Responses like this dismissing the human element seem to want to isolate themselves from societal effects for some reason. The box will affect you.

Neither in my previous comment nor in my actual views do I dismiss the human element or expect to isolate myself from societal effects.

> I was pleasantly surprised that this was not yet another argument of "AI is (not) good enough"

The article does assert that, and that's important for its argument that ordinary workers just need to convince decisionmakers that things will go poorly if they replace us.

"Now, if AI could do your job, this would still be a problem... But AI can’t do your job."

This isn't ambiguous.

Sure you do. I already quoted it

>independently of whether the trends are good for most humans or what we ought to do about them.

Saying "the writer shouldn't talk about this" is about as dismissive of a topic as you can be.

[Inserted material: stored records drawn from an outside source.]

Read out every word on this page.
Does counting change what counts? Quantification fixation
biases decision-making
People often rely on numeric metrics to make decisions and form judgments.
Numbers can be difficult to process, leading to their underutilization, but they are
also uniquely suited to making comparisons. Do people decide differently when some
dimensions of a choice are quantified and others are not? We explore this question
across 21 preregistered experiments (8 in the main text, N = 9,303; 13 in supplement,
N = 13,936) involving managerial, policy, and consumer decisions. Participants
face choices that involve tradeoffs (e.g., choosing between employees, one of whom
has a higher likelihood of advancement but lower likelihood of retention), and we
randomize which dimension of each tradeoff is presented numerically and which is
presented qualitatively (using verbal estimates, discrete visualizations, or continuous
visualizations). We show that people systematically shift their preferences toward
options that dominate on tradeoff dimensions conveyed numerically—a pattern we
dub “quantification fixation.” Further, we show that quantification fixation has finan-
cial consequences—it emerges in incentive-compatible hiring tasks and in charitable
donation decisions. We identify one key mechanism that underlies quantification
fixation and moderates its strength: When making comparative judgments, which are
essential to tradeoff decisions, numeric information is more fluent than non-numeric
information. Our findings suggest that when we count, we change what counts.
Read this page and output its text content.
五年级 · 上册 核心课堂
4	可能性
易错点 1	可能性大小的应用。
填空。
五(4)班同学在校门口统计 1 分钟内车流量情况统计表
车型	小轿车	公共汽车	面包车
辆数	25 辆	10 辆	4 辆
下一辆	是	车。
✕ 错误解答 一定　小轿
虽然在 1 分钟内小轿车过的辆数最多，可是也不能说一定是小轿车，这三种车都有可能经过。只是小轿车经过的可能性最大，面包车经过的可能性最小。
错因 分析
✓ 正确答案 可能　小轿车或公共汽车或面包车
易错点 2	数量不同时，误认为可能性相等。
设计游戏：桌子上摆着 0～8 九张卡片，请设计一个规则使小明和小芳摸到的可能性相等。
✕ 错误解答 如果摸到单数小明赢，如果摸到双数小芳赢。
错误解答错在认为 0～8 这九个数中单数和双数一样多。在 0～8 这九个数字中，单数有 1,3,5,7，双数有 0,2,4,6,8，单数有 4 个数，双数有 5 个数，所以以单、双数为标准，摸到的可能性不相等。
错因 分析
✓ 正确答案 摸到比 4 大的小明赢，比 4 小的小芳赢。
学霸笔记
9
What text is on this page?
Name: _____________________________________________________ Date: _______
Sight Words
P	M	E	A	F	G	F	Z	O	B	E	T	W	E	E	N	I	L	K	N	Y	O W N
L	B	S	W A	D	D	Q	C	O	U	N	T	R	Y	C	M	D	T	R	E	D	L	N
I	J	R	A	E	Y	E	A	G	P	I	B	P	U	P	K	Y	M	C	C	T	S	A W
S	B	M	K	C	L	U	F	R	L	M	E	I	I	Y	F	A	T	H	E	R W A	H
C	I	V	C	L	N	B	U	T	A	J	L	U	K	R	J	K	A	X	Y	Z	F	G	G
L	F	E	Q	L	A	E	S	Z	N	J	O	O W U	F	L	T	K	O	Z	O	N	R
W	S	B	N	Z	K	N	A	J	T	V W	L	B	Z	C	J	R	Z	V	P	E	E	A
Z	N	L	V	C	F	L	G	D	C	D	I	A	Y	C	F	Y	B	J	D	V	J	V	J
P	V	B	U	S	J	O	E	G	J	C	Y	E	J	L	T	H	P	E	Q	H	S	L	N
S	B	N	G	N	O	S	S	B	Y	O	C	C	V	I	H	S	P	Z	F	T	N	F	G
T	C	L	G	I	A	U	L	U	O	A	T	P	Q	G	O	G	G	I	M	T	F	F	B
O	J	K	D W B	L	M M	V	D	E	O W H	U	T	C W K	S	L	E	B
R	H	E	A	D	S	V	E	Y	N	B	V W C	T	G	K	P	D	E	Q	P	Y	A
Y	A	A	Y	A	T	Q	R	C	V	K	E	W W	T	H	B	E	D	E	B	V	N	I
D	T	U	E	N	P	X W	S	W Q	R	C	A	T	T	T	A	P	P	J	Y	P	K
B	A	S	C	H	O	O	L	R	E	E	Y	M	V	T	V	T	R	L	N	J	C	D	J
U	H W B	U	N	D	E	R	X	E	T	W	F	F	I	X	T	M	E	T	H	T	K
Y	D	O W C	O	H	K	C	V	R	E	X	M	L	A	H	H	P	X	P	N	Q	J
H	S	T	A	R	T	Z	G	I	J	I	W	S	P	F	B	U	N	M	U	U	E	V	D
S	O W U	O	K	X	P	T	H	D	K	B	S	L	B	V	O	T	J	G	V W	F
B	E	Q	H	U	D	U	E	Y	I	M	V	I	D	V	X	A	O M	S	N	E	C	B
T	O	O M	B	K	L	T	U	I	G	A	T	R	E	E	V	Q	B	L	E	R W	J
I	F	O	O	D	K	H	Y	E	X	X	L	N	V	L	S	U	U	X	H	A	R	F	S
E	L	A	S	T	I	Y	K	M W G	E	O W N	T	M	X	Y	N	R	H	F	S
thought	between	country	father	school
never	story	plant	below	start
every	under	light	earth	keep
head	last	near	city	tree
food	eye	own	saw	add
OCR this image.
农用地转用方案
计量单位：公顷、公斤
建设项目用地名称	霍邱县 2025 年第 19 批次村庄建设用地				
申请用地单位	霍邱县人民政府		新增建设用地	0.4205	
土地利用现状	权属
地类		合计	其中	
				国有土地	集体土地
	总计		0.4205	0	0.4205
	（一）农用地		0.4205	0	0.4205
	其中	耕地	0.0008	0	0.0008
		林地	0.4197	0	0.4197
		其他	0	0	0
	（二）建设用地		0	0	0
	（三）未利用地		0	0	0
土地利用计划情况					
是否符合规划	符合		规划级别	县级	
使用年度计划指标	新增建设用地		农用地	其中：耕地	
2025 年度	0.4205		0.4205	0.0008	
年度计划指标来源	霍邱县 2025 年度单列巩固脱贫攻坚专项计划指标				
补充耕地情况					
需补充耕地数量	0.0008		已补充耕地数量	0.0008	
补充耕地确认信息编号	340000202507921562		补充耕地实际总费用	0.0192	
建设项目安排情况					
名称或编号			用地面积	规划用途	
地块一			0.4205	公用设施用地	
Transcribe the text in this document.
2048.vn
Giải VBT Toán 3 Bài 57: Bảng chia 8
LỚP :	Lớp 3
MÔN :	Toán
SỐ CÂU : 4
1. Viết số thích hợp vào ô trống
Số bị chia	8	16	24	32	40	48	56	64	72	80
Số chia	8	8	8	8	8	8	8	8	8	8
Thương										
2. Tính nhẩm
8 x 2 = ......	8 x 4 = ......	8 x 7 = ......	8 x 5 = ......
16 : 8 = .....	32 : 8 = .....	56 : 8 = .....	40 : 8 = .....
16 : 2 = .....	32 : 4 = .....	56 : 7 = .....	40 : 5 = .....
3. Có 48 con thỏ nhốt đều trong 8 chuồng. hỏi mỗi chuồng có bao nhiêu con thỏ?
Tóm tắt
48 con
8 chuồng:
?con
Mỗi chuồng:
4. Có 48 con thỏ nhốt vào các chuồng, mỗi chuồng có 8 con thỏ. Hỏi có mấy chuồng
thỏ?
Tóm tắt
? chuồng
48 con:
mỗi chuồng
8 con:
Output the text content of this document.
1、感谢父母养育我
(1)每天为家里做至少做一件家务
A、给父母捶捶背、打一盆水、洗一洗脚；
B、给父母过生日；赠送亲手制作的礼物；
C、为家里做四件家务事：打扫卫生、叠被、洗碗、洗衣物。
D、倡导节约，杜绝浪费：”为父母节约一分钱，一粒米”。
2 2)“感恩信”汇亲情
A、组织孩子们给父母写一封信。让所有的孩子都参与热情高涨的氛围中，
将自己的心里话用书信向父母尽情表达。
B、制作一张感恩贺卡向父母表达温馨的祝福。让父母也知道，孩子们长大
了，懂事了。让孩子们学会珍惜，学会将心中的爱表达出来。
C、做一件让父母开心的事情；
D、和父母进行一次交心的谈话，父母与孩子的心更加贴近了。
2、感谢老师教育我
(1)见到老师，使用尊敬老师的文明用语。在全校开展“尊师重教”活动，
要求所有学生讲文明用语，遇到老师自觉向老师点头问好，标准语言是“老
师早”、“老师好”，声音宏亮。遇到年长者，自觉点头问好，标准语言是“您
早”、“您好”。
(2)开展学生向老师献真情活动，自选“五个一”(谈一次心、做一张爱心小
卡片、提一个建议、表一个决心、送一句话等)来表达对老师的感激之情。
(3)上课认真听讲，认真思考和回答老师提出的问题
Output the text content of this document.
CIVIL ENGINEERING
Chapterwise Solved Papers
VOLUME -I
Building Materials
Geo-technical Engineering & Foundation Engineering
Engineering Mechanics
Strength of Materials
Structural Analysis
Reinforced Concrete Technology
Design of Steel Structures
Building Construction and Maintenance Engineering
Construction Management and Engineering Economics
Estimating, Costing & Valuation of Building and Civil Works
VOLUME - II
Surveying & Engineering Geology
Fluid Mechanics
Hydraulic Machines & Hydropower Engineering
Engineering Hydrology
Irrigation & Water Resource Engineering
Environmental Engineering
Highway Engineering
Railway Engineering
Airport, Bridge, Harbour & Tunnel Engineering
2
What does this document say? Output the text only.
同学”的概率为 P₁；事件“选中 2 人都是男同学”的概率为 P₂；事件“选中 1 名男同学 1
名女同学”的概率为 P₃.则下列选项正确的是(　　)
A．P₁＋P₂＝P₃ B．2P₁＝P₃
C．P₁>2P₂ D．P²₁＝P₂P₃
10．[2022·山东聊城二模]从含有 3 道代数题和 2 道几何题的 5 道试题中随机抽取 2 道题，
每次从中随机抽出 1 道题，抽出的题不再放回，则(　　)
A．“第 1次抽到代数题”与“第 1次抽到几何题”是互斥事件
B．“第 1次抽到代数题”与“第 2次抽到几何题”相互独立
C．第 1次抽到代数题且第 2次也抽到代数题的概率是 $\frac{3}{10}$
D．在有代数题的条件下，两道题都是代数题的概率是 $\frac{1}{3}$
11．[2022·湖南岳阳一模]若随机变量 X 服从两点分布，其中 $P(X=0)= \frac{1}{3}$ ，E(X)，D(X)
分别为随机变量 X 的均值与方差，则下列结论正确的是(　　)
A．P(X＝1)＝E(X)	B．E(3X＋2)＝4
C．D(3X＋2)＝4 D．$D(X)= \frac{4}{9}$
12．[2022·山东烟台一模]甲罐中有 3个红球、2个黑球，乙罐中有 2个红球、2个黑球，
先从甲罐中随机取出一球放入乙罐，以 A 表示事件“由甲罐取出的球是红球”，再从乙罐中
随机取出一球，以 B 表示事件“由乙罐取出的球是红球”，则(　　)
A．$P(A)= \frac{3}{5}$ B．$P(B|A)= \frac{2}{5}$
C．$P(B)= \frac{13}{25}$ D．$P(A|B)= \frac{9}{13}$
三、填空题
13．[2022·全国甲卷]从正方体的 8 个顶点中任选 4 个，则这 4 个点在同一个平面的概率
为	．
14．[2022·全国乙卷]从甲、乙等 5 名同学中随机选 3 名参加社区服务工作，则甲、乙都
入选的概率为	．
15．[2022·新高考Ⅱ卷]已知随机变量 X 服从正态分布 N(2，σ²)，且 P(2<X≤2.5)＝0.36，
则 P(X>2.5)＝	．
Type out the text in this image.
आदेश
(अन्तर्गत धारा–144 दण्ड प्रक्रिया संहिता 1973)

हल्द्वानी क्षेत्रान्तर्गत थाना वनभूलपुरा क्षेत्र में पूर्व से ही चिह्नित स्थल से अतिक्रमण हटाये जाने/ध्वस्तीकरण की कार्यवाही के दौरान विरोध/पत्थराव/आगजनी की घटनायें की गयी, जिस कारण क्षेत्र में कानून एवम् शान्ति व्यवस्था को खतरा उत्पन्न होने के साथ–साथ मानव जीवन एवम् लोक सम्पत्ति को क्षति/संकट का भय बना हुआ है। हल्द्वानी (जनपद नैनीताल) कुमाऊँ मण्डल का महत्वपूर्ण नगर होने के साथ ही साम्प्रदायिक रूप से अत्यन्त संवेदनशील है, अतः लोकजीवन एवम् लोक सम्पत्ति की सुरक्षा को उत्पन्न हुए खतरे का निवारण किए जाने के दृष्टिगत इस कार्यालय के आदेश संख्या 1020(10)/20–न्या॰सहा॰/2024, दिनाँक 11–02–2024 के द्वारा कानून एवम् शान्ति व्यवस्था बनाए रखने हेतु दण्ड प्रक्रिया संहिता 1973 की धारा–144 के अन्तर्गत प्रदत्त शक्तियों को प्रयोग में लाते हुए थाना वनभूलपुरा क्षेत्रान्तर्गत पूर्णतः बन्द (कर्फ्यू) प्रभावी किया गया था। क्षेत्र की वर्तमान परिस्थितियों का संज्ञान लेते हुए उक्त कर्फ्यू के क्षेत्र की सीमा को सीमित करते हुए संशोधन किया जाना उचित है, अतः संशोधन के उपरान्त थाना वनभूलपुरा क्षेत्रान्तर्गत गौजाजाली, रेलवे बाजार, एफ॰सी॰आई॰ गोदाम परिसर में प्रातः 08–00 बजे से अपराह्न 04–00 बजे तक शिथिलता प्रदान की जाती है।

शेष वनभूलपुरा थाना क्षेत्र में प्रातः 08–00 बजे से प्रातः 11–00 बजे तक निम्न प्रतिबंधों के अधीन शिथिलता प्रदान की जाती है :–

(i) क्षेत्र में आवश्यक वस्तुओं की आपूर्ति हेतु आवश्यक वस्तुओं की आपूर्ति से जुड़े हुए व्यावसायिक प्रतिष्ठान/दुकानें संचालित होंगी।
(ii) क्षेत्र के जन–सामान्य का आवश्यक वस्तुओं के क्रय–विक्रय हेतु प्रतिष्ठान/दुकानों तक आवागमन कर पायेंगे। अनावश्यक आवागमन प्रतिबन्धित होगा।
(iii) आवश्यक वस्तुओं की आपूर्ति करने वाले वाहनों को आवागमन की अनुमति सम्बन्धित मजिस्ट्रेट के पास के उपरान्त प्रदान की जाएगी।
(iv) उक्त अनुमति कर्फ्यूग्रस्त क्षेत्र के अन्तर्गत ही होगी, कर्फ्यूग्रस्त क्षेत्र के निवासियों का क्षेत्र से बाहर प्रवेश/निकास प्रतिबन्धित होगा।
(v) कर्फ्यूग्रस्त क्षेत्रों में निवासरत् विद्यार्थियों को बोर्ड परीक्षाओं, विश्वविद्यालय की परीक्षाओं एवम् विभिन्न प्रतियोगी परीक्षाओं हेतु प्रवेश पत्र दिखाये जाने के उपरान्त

You could have simply said "this topic isn't as interesting to delve into", but the framing that "the article to which we're all responding does not contribute positively." suggests that.

>This isn't ambiguous.

It's also talking about the present. The article already made clear it is not going to predict the future of tech in the very beginning. Its looking at the here and now for AI and the human element for any possible futures on whether or not that remains the case or not.

Also note this response. It is again trying to focus on the tech arguments. This isn't the focus of this argument

That two things can or should be discussed independently doesn't mean either is unimportant. And insisting that you know what I meant better than I do is not a good way to have a productive conversation.

As for the Doctorow article, I don't understand exactly what you're trying to say about "focus", but it's incoherent to read the discussion about replacement of your current job as talking purely about the present - since the job is currently yours, the replacement must happen in the future.